Le yin-yang étant chinois, restons tout d’abord en Chine. La Chine traditionnelle (taoïste) considère essentiellement la paire peuple/Roi (roi ou empereur). Le Roi est yang, le peuple est yin : le Roi dirige son peuple, mais comme le suggère le point noir dans le blanc, en étant à l’écoute de celui-ci. Ceci s’applique bien entendu à tout système politique : à la place du Roi, entendez « gouvernement » en général. A un Roi véritablement yang (c-à-d un Roi qui règne par l’amour de ses sujets et la perspicacité), est associé un peuple véritablement yin (c-à-d solidaire et paisible). D’un tel Roi il était dit qu’il gouvernait selon ce que la tradition appelle « le mandat du Ciel ». Idéalement, en pratiquant ce que le taoïsme appelle la « pratique du non-agir », ou aussi l’ « action non-agissante », autrement dit l’action qui n’entraîne aucune réaction du peuple.
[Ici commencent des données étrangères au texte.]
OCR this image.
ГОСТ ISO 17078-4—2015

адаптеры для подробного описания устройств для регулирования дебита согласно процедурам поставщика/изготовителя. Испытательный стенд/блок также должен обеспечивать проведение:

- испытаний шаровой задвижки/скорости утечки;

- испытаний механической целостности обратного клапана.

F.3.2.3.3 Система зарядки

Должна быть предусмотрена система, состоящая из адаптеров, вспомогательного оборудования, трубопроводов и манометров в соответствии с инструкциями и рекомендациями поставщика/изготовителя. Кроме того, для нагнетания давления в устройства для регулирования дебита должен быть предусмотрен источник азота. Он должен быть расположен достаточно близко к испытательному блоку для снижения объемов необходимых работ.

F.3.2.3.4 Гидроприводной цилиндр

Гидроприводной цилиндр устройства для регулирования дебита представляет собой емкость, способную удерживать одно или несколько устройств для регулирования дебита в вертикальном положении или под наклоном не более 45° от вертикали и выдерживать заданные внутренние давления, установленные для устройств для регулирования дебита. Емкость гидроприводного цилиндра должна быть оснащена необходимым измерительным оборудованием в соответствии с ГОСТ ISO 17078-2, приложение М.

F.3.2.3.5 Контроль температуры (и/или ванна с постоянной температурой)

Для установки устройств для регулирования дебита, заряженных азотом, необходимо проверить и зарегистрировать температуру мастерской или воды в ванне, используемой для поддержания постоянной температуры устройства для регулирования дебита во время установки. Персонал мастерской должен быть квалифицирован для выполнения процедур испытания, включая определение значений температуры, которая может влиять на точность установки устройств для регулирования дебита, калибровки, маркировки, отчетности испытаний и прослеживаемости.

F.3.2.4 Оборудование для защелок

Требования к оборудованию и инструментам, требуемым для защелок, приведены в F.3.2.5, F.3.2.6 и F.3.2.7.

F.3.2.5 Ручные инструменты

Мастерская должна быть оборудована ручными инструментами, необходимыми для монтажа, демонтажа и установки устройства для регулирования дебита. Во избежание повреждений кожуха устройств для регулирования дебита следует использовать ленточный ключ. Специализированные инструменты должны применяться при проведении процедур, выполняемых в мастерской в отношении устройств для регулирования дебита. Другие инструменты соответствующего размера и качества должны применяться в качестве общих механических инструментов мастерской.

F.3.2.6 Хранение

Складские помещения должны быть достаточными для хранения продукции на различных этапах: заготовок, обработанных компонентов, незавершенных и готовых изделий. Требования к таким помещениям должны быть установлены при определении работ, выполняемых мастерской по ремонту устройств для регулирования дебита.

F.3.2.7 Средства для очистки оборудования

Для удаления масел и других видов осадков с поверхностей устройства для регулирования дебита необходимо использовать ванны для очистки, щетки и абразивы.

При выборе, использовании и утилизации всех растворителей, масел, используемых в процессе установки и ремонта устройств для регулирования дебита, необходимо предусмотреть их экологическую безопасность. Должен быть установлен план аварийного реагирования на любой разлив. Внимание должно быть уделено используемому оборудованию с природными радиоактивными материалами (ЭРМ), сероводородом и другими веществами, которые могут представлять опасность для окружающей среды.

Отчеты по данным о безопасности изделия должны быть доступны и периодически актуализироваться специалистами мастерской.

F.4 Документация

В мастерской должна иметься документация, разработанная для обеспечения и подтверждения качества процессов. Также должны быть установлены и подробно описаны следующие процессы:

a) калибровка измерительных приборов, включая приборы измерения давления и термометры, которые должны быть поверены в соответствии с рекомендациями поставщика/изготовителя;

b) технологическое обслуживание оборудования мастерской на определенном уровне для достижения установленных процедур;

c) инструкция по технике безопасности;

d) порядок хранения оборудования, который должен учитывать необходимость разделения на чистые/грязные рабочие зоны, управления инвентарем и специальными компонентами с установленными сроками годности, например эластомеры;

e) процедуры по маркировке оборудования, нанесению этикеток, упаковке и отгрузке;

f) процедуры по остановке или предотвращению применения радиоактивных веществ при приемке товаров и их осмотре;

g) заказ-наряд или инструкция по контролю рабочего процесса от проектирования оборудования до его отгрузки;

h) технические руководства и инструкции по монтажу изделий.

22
Plus il y a d’interdits et de prohibition, plus le peuple s’appauvrit ;
Plus on possède d’armes tranchantes, plus le désordre sévit ;
Plus se développe l’intelligence fabricatrice, plus en découlent d’étranges produits ;
Plus se multiplient les lois et les ordonnances, plus foisonnent les voleurs et les bandits.
C’est pourquoi le sage dit : [« sage » pouvant s’appliquer, donc, au chef gouvernant selon le mandat du ciel]
Si je pratique le non-agir, le peuple se transforme de lui-même.
Si j’aime la quiétude, le peuple s’amende de lui-même.
Si je n’entreprends aucune affaire, le peuple s’enrichit de lui-même.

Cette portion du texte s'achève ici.